In one of the most twisted love triangles I have ever witnessed, the chemistry between the three actors triumphed. Despite the dark undertones of the show, the cast was admittedly “close knit” and their trust in each other was apparent on stage. This allowed for the audience to be invigorated by every awkward and sometimes downright cruel moment.

While Nathan Bern ’17 and Mairead Koehler ’17 gave successful performances, the true standout was McHugh. Her perfect timing and ability to tackle an extremely difficult character was an important contribution to the overall production.

My criticism of the actors is very minimal. They had not settled into their British accents until about a quarter of the way through the show. On occasion, it was a bit difficult to understand their speech.

The director’s choices were as bold as the show itself. Co-directed by Jake Kramer ’15 and Sarah Meister ’16, the two tried wanted the play to be naturalistic. In other words, they wanted the play to show normal life and oftentimes mundane tasks in order to make the audience feel as if they had stepped into someone’s life on an average day. This idea played out well but occasionally let the play drag. The same idea could have been portrayed in much less time.

However, the constant shifts in blocking and creative positions kept the play varied despite the singular set and, frankly, repetitive dialogue. The set itself complimented the show perfectly. The kitchen set had a charming layout and an understated simplicity which, when contrasted with the heaviness of the show, only added to the production’s overall darkness.

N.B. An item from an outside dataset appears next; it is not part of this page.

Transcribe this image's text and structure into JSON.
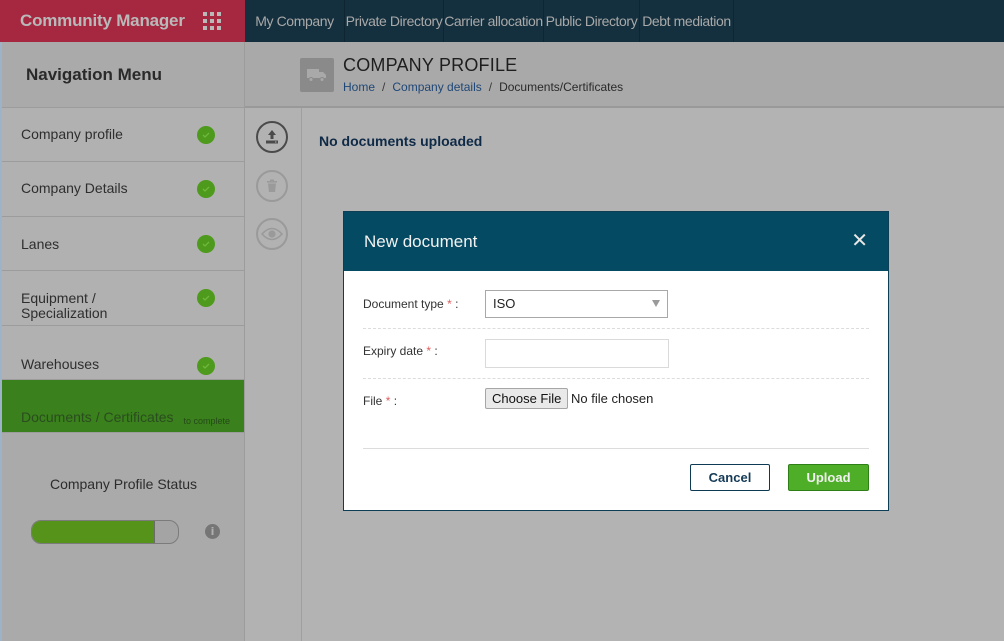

The costumes were well done but not particularly varied which was acceptable because the show did not call for many changes. Most issues that I had with the show were the with the play itself. It’s beginning was exciting and intriguing, but the play quickly stopped progressing and got caught in a rut. There was not a lot of forward movement and two of the characters repeatedly fought over the same issue.

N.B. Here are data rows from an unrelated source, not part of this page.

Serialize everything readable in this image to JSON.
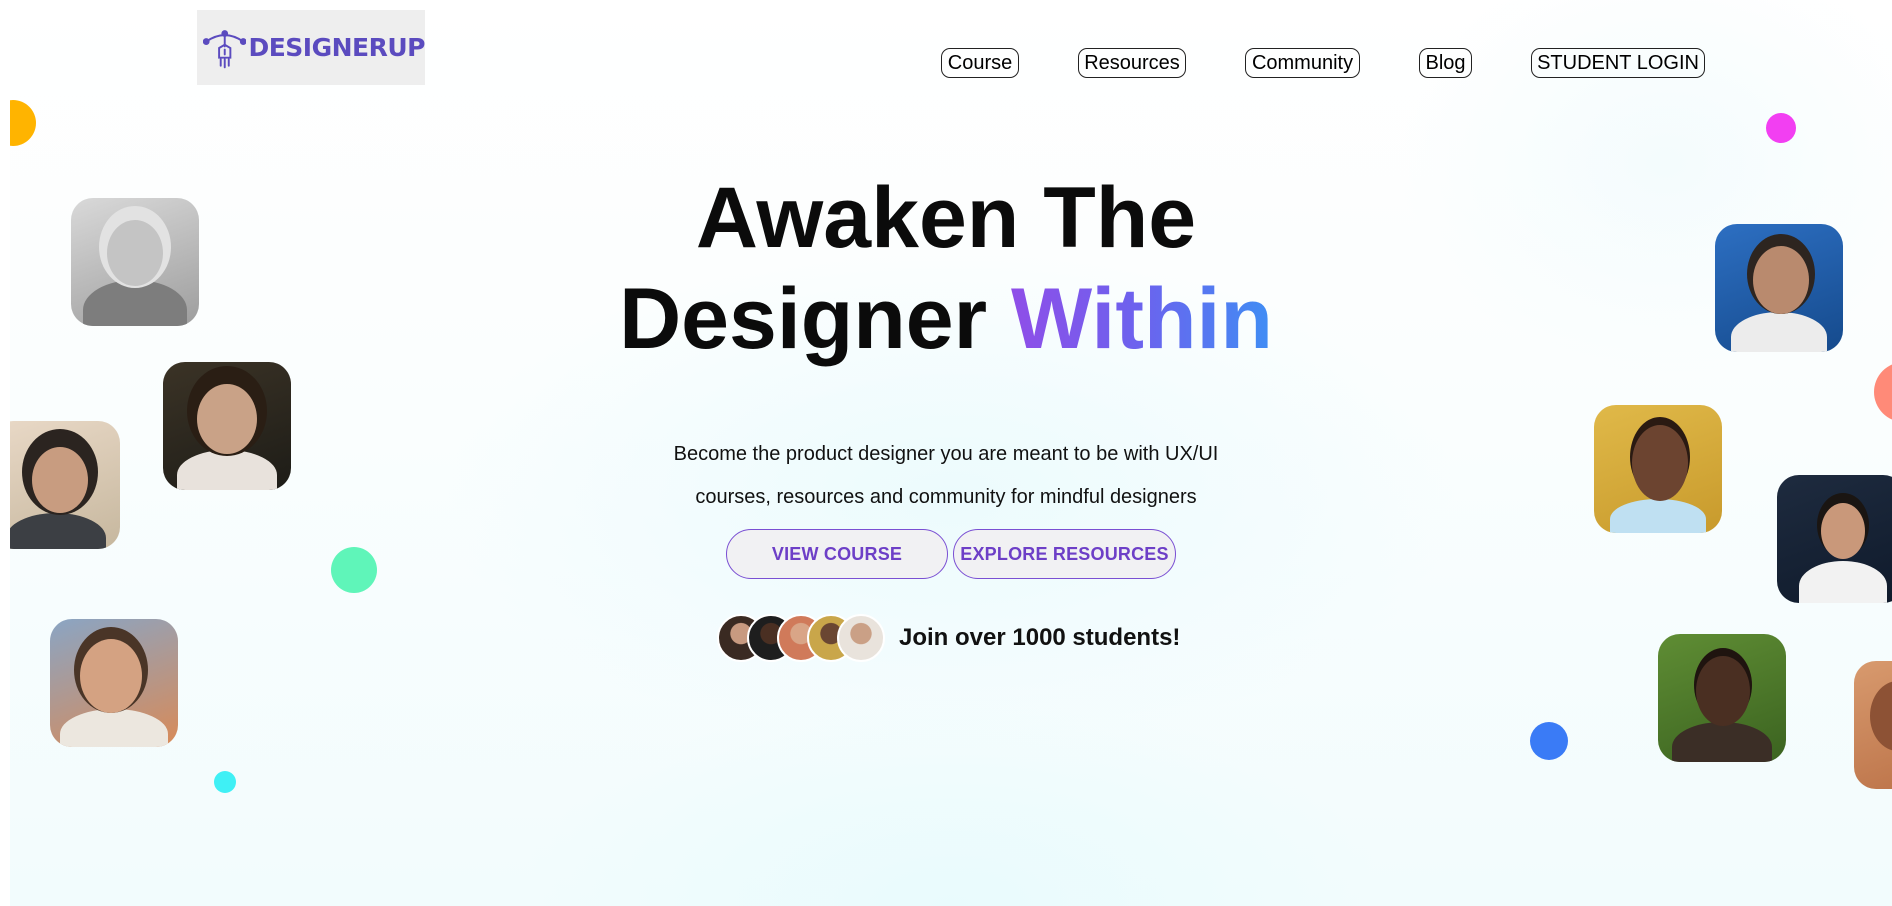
{
  "header": {
    "logo_text": "DESIGNERUP",
    "nav": [
      {
        "label": "Course"
      },
      {
        "label": "Resources"
      },
      {
        "label": "Community"
      },
      {
        "label": "Blog"
      },
      {
        "label": "STUDENT LOGIN"
      }
    ]
  },
  "hero": {
    "title_line1": "Awaken The",
    "title_line2_plain": "Designer",
    "title_line2_accent": "Within",
    "subtitle_line1": "Become the product designer you are meant to be with UX/UI",
    "subtitle_line2": "courses, resources and community for mindful designers",
    "cta_primary": "VIEW COURSE",
    "cta_secondary": "EXPLORE RESOURCES",
    "students_text": "Join over 1000 students!"
  },
  "colors": {
    "brand_purple": "#5b4bbf",
    "cta_text": "#6d3fc7",
    "gradient_start": "#8f4ee8",
    "gradient_end": "#3f8ef4"
  }
}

However, because of the excellent acting and directing, the hurdles the sometimes dull script presented were easily overcome to keep the show entertaining. The ways in which the show grappled with class warfare were poignant and interesting. The obvious metaphors that played out during the show were well crafted and thought provoking. Overall, the performance was shockingly well done and left the critic pondering life, love and human nature.